The Texas University Interscholastic League’s (UIL’s) Medical Advisory Committee has developed a new policy for the 2012 school year that is appropropiate and contains solid strategies for managing concussion risk and treatment among student athletes. Additionally, we know the UIL committee includes strong sports medicine expertise. The committee also has demonstrated a commitment to implementing solid, evidence-based recommendations. The UIL committee is well-positioned to react to new scientific evidence, and to expediently change its recommendations as needed to ensure young athletes receive appropriate care. We pledge to continue working on the issue of student athlete concussions with UIL and its Medical Advisory Committee during the interim, and to devlop meaningful solutions.
Because student head injuries are serious and occur frequently, we appreciate Representative Price’s thoughtful attempt to develop a comprehensive approach to managing concussion as laid out in HB 2038. We strongly support making concussion training available. Athletes, parents, coaches, school staff, and health care professionals all must receive training and education about concusssion recognition, and assessment on the field; referral to a physician or delegate; and proper management of the concussion. This comprehensive approach will ensure an educational standard across all school districts with equal protection for each young athlete. Education is the cornerstone of this approach.
Many physicians who work with school districts and athletic programs do so in a voluntary capacity. We asked for additional liability protection for these physicians and acknowledgment through a consent form by affected families. This languagewas added to the House committee substitute.
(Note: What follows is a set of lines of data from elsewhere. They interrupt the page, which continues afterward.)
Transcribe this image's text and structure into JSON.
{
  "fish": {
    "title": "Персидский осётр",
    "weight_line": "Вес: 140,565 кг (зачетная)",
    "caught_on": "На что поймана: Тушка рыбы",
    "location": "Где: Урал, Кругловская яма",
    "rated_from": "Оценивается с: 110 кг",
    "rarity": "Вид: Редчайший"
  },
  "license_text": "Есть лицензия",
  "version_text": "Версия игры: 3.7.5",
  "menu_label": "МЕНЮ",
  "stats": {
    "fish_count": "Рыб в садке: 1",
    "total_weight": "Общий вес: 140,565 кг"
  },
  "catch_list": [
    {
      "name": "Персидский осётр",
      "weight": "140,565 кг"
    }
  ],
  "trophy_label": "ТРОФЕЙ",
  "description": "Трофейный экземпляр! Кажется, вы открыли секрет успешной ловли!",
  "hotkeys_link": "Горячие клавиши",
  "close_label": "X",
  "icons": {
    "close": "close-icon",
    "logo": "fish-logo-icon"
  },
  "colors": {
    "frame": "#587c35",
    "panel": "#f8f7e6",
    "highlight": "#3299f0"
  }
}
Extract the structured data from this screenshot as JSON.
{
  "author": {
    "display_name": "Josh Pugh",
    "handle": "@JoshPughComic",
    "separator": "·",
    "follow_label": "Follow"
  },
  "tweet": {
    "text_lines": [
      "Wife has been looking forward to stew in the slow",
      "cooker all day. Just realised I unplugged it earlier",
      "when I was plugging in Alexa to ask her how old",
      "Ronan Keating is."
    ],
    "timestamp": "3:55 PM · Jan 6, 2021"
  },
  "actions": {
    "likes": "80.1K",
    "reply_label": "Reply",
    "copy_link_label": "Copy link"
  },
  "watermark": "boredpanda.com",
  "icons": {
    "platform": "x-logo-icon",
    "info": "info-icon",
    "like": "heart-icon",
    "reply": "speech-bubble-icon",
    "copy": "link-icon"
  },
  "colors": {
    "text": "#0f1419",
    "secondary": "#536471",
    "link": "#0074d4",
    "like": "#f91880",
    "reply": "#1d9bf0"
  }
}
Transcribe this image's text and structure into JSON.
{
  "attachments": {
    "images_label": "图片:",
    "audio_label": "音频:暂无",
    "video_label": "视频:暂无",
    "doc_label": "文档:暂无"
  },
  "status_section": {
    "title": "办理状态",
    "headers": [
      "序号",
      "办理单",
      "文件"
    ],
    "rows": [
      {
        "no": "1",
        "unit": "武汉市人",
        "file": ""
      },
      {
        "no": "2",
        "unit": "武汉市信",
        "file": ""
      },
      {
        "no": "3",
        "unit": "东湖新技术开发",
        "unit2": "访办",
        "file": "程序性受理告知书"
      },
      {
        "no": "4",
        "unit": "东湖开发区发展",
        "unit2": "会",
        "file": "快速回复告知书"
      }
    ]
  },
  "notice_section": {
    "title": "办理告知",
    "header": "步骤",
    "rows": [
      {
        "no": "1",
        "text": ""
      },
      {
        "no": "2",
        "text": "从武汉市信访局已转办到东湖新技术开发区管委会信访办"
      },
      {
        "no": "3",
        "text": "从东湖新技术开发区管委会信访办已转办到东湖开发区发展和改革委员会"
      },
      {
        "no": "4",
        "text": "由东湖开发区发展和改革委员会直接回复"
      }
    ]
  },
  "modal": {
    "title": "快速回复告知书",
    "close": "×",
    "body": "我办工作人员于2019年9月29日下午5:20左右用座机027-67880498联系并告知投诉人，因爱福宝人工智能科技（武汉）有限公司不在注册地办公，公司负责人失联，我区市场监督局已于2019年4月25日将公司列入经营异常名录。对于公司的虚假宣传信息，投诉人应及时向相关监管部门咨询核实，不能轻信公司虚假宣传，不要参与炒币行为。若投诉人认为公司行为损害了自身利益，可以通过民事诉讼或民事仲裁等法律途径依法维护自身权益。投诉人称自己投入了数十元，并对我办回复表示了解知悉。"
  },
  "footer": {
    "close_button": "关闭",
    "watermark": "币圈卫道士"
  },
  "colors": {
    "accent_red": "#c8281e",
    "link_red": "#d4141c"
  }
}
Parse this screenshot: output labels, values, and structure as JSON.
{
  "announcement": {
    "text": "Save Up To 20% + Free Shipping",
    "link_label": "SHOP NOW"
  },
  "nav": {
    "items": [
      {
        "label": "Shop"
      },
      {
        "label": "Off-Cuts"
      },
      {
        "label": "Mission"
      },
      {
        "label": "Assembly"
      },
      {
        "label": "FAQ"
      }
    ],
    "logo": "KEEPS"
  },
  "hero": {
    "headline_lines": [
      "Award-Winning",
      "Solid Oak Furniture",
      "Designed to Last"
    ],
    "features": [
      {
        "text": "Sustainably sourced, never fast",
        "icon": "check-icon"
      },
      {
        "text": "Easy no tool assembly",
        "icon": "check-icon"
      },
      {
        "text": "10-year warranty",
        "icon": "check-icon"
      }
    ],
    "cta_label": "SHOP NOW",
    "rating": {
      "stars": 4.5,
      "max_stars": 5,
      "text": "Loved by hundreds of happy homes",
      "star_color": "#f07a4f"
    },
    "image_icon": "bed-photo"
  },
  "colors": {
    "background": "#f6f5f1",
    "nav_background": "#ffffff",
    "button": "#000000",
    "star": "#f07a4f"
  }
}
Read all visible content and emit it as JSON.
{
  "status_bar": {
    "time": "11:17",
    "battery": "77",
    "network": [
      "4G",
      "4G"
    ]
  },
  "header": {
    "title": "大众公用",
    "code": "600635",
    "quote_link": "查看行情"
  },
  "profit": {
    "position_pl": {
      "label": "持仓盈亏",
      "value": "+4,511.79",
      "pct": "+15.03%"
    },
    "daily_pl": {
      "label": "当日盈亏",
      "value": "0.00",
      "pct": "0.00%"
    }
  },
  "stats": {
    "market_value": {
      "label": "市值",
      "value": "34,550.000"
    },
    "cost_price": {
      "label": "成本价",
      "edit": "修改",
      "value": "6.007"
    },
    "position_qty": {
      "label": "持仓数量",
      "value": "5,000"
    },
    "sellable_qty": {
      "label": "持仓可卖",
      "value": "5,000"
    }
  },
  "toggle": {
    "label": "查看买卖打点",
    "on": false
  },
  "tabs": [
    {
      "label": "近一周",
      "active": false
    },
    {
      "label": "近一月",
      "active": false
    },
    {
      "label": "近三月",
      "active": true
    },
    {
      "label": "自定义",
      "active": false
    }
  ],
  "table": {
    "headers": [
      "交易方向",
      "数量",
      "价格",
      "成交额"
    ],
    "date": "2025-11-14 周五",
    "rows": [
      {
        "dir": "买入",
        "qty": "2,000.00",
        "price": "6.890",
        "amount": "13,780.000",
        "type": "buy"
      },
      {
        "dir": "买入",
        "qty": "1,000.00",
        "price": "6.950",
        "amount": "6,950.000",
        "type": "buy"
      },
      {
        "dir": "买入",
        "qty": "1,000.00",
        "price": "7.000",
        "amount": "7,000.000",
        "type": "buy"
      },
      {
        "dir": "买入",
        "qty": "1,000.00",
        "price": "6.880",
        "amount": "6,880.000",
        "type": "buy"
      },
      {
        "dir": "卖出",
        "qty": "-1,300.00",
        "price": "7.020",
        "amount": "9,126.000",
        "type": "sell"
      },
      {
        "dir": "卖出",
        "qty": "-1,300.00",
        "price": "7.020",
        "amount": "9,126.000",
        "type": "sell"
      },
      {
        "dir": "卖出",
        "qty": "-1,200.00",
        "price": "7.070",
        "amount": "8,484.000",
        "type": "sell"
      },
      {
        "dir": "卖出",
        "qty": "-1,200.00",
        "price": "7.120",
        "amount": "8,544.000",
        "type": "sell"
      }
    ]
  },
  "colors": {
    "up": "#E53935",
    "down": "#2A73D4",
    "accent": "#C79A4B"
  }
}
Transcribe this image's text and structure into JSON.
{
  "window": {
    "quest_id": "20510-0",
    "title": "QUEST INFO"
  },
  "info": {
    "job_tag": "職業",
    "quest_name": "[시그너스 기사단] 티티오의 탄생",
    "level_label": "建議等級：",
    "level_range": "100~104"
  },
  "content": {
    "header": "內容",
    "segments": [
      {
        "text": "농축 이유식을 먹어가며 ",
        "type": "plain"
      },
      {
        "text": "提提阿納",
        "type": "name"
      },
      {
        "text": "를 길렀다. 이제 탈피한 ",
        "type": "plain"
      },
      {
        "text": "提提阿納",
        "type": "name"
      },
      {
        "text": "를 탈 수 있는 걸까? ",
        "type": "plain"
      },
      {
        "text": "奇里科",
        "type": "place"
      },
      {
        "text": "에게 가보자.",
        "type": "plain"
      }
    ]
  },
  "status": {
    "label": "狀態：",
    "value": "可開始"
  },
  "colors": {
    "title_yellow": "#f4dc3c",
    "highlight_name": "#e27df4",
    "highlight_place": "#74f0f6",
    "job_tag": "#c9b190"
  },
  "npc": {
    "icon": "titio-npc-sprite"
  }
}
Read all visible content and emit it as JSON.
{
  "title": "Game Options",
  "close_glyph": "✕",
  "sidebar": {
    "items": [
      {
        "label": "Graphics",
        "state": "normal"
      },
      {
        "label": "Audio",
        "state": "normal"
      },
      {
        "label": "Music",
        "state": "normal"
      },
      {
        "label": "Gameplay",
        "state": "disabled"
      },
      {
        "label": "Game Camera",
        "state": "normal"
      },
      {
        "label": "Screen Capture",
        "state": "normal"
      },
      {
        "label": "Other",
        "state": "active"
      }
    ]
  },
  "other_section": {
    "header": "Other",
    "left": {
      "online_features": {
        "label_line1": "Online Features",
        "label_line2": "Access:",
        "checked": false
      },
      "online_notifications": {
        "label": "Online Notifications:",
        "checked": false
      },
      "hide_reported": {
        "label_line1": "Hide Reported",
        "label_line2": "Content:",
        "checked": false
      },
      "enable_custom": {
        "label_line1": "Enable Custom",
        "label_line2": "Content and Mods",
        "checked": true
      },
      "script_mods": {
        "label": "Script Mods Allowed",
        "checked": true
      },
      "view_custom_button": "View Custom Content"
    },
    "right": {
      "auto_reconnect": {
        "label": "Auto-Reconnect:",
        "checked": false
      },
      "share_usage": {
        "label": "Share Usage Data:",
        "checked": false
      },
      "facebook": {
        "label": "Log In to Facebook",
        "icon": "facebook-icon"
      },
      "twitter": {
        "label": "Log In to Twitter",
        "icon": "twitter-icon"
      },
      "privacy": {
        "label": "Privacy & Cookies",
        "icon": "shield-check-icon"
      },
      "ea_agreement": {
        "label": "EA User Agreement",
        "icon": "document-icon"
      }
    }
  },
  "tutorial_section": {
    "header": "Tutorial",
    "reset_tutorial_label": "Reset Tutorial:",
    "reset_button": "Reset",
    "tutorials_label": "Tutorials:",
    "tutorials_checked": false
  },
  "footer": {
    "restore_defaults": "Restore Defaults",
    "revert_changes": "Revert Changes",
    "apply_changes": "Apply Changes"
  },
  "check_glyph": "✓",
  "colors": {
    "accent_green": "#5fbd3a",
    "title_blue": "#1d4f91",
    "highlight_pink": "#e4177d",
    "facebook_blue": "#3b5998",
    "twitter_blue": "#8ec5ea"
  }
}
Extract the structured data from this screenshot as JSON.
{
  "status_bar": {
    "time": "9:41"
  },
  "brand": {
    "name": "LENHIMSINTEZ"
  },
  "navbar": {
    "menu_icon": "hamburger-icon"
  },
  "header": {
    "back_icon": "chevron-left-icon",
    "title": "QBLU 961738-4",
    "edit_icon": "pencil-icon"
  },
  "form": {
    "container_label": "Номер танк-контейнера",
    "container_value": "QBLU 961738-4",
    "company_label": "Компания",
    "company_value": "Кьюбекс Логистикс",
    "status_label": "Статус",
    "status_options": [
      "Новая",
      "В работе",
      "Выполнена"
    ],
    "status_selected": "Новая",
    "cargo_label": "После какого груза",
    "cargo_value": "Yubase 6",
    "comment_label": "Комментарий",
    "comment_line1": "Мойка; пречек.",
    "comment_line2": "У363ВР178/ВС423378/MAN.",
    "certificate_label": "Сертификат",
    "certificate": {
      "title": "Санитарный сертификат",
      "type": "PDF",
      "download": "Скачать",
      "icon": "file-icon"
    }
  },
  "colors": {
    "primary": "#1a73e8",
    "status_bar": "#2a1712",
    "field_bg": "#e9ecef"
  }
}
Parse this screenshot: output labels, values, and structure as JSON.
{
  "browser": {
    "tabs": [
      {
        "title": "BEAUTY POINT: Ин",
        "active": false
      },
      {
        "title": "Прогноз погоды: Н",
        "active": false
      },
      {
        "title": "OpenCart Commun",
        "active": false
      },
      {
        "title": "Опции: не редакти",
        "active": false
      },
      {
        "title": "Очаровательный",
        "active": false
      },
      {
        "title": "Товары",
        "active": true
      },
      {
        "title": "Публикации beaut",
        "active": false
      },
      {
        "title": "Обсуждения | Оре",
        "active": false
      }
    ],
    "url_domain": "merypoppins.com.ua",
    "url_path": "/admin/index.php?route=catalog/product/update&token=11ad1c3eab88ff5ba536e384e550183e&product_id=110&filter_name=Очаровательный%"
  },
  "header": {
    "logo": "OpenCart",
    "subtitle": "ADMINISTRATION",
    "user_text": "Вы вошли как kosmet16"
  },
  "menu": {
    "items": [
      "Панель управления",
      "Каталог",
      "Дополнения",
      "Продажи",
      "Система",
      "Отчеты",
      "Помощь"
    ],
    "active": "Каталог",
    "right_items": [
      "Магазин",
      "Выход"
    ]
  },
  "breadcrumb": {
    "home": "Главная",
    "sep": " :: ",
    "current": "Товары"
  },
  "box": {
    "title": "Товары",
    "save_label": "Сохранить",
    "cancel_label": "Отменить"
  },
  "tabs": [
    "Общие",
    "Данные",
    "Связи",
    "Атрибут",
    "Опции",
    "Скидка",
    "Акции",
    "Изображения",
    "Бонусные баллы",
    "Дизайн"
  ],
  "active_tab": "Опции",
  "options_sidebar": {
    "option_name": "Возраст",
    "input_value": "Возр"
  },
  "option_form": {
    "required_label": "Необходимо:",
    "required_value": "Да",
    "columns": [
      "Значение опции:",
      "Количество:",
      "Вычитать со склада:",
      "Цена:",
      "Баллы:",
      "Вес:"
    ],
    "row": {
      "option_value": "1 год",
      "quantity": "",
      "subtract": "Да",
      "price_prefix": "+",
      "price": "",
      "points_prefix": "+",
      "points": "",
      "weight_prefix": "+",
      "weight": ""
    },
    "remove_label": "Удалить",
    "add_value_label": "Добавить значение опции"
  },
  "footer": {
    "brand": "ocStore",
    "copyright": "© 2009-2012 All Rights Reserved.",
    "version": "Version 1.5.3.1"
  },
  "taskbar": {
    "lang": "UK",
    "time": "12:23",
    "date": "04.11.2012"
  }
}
We know sports adds to the quality of life in our communities. We certainly applaud student athletes and want to encourage more students to get involed in these activitites. It is our hope that this new safe-play measure will not be burdensome for school districts to meet or maintain. In fact, we hope to work in the interim with school representatives, UIL, and other parties to further address student athlete safety. We again applaud Senator Deuell and Representative Price for bringing forward this legislation. We look forward to working with all parties involved to help ensure our student athletes can continue to participate safely in health competition.